Ah! Chrétiens, quelle abomination! Et faut-il s'étonner, après cela, si des familles entières sont frappées de la malédiction divine? Non, non, disait Salvien, par une sainte ironie, nous ne sommes plus au temps d'Abraham, où les sacrifices des enfants par les pères étaient rares. Rien maintenant de plus commun que les imitateurs de ce grand patriarche. On le surpasse même tous les jours: car, au lieu d'attendre comme lui l'ordre du ciel, on le prévient... Mais bientôt corrigeant sa pensée: Je me trompe, mes frères, reprenait-il; ces pères meurtriers ne sont rien moins que les imitateurs d'Abraham; car ce saint homme voulut sacrifier son fils à Dieu: mais ils ne sacrifient leurs enfants qu'à leur propre fortune, et qu'à leur avare cupidité[98]...

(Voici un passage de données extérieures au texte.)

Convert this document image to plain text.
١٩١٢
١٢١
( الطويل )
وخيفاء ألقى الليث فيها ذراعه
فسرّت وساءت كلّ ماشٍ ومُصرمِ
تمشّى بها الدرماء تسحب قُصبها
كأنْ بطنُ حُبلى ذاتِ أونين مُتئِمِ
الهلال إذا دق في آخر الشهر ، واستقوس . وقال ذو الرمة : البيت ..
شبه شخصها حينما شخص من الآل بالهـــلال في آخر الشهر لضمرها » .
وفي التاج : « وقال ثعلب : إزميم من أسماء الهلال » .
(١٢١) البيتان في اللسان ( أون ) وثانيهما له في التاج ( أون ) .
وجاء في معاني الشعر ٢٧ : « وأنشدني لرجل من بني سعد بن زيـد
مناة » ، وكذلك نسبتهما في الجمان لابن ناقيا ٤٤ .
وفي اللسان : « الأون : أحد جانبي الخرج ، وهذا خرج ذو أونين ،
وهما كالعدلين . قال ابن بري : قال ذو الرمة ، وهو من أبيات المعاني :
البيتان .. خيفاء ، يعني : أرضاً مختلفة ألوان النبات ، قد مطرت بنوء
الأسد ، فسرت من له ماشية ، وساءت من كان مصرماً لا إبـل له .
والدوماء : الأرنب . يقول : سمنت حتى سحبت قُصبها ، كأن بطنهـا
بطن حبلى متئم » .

Note 98:[ (retour) ] Bourdaloue, Sermon pour le premier dimanche après l'Épiphanie. Sur les devoirs des pères par rapport à la vocation de leurs enfants.
La Bruyère n'est pas moins énergique: «Une mère, je ne dis pas qui cède et qui se rend à la vocation de sa fille, mais qui la fait religieuse, se charge d'une âme avec la sienne, en répond à Dieu même, en est la caution: afin qu'une telle mère ne se perde pas, il faut que sa fille se sauve[99].»

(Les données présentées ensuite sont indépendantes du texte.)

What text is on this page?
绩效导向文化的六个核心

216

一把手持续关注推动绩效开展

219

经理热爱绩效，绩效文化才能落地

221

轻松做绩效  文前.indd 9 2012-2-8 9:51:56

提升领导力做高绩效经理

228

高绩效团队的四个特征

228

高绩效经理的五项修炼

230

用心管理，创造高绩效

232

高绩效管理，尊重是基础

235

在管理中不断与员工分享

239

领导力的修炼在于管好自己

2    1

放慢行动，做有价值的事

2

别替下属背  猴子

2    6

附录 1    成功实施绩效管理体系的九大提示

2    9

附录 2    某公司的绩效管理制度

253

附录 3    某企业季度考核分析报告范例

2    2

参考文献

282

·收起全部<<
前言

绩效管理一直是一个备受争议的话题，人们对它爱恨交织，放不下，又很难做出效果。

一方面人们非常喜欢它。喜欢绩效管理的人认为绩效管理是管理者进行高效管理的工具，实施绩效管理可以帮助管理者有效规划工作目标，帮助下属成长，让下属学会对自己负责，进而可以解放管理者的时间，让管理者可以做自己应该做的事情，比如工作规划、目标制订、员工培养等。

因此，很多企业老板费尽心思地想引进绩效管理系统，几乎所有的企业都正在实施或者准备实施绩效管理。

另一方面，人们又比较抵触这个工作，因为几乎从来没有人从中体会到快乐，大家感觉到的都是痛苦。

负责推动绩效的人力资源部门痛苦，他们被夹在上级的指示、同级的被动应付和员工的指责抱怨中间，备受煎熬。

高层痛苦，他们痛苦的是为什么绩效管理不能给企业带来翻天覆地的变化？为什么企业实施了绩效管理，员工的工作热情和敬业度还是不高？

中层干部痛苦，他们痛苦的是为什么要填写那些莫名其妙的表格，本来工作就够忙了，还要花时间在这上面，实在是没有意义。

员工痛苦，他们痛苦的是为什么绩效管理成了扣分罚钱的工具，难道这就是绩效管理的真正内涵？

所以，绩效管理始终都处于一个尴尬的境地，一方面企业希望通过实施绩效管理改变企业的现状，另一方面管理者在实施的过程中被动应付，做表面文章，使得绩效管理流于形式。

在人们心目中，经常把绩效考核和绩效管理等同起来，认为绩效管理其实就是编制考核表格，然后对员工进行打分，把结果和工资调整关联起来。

Note 99:[ (retour) ] La Bruyère, XIV, De quelques usages. Dans l'alinéa suivant le moraliste parle d'une jeune fille que son père, joueur ruiné, fait religieuse, et qui n'a d'autre vocation «que le jeu de son père.» Mme de Maintenon et la duchesse de Liancourt s'élèvent aussi contre les vocations forcées. Mme de Maintenon, Lettres et Entretiens, 60. Instruction aux demoiselles de la classe bleue, janvier 1695; la duchesse de Liancourt, Règlement donné par une dame de haute qualité à M*** (Mlle de la Roche-Guyon), sa petite fille, pour sa conduite et celle de sa maison. Avec un mitre règlement que cette dame avait dressé pour elle-même. Paris, 1718. (Sans nom d'auteur.)

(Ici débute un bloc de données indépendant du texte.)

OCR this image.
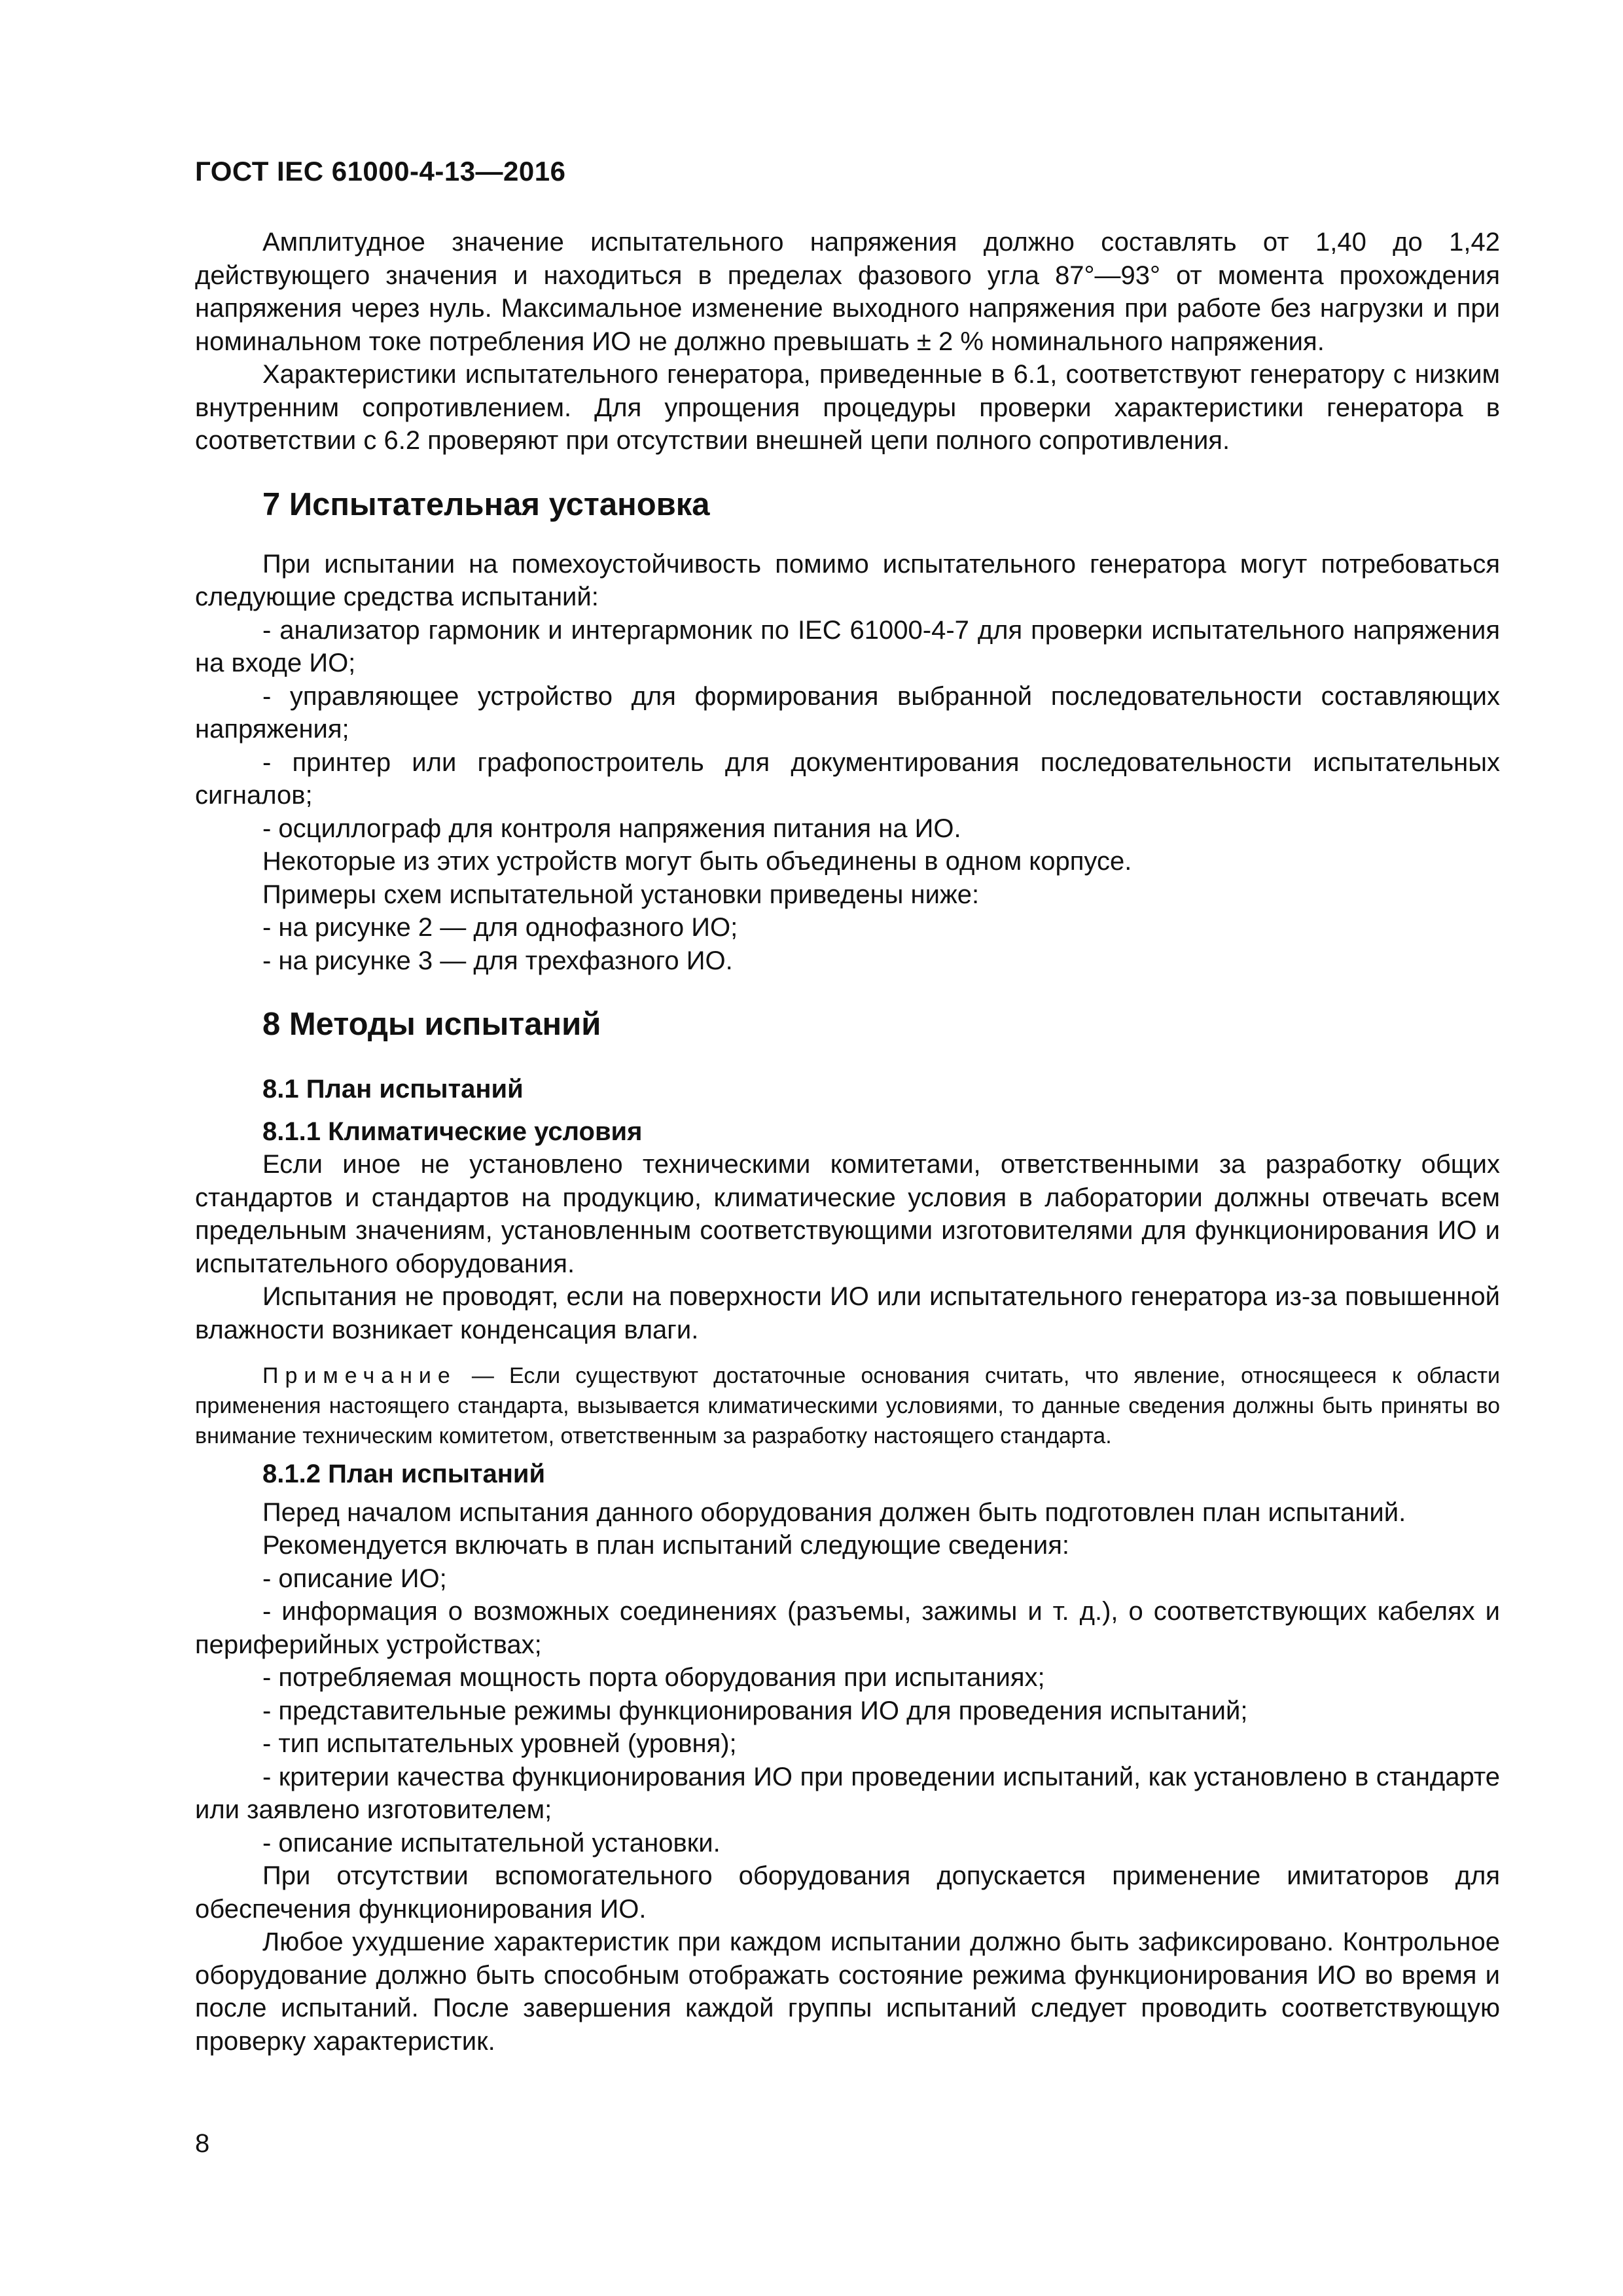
ГОСТ IEC 61000-4-13—2016

Амплитудное значение испытательного напряжения должно составлять от 1,40 до 1,42 действующего значения и находиться в пределах фазового угла 87°—93° от момента прохождения напряжения через нуль. Максимальное изменение выходного напряжения при работе без нагрузки и при номинальном токе потребления ИО не должно превышать ± 2 % номинального напряжения.

Характеристики испытательного генератора, приведенные в 6.1, соответствуют генератору с низким внутренним сопротивлением. Для упрощения процедуры проверки характеристики генератора в соответствии с 6.2 проверяют при отсутствии внешней цепи полного сопротивления.

7 Испытательная установка

При испытании на помехоустойчивость помимо испытательного генератора могут потребоваться следующие средства испытаний:

- анализатор гармоник и интергармоник по IEC 61000-4-7 для проверки испытательного напряжения на входе ИО;

- управляющее устройство для формирования выбранной последовательности составляющих напряжения;

- принтер или графопостроитель для документирования последовательности испытательных сигналов;

- осциллограф для контроля напряжения питания на ИО.

Некоторые из этих устройств могут быть объединены в одном корпусе.

Примеры схем испытательной установки приведены ниже:

- на рисунке 2 — для однофазного ИО;

- на рисунке 3 — для трехфазного ИО.

8 Методы испытаний
8.1 План испытаний
8.1.1 Климатические условия

Если иное не установлено техническими комитетами, ответственными за разработку общих стандартов и стандартов на продукцию, климатические условия в лаборатории должны отвечать всем предельным значениям, установленным соответствующими изготовителями для функционирования ИО и испытательного оборудования.

Испытания не проводят, если на поверхности ИО или испытательного генератора из-за повышенной влажности возникает конденсация влаги.

Примечание — Если существуют достаточные основания считать, что явление, относящееся к области применения настоящего стандарта, вызывается климатическими условиями, то данные сведения должны быть приняты во внимание техническим комитетом, ответственным за разработку настоящего стандарта.

8.1.2 План испытаний

Перед началом испытания данного оборудования должен быть подготовлен план испытаний.

Рекомендуется включать в план испытаний следующие сведения:

- описание ИО;

- информация о возможных соединениях (разъемы, зажимы и т. д.), о соответствующих кабелях и периферийных устройствах;

- потребляемая мощность порта оборудования при испытаниях;

- представительные режимы функционирования ИО для проведения испытаний;

- тип испытательных уровней (уровня);

- критерии качества функционирования ИО при проведении испытаний, как установлено в стандарте или заявлено изготовителем;

- описание испытательной установки.

При отсутствии вспомогательного оборудования допускается применение имитаторов для обеспечения функционирования ИО.

Любое ухудшение характеристик при каждом испытании должно быть зафиксировано. Контрольное оборудование должно быть способным отображать состояние режима функционирования ИО во время и после испытаний. После завершения каждой группы испытаний следует проводить соответствующую проверку характеристик.

8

Si les parents ne mettent pas leurs filles au couvent, ils pourront les empêcher de se marier, dussent-ils, comme le fit le duc de la Rochefoucauld, les laisser végéter dans un coin séparé de la demeure paternelle, et réduire même l'une d'elles à épouser secrètement un ancien domestique de la maison, devenu un courtisan célèbre[100].
Note 100:[ (retour) ] Saint-Simon, Mémoires, éd. de M. Chérnel, t. II, ch. XXXVII; VI, XXIII.
Ces abus n'existaient pas dans les familles où régnait l'esprit chrétien. Mère de neuf filles, la maréchale de Noailles né voulut forcer la vocation d'aucune d'elles. Une seule reçut l'appel divin et y répondit[101].
Note 101:[ (retour) ] E. Bertin, les Mariages dans l'ancienne société française.
Dans ces pieuses familles, les filles sont dotées par leur père, soit de son vivant, soit par disposition testamentaire. On en voit même qui, conformément au droit romain, reçoivent du testament paternel une part égale à celle de leurs frères. Tel exemple nous est offert dans la famille des Godefroy. Nous voyons aussi dans cette famille une fille tendrement dévouée à ses parents et qui reçoit de sa mère «en avancement d'hoirie deux rentes au capital de 10,400 livres.» Son père lui avait déjà légué «hors part,» divers domaines; et cependant elle avait des frères[102].
Note 102:[ (retour) ] Les savants Godefroy. Mémoires d'une famille, etc.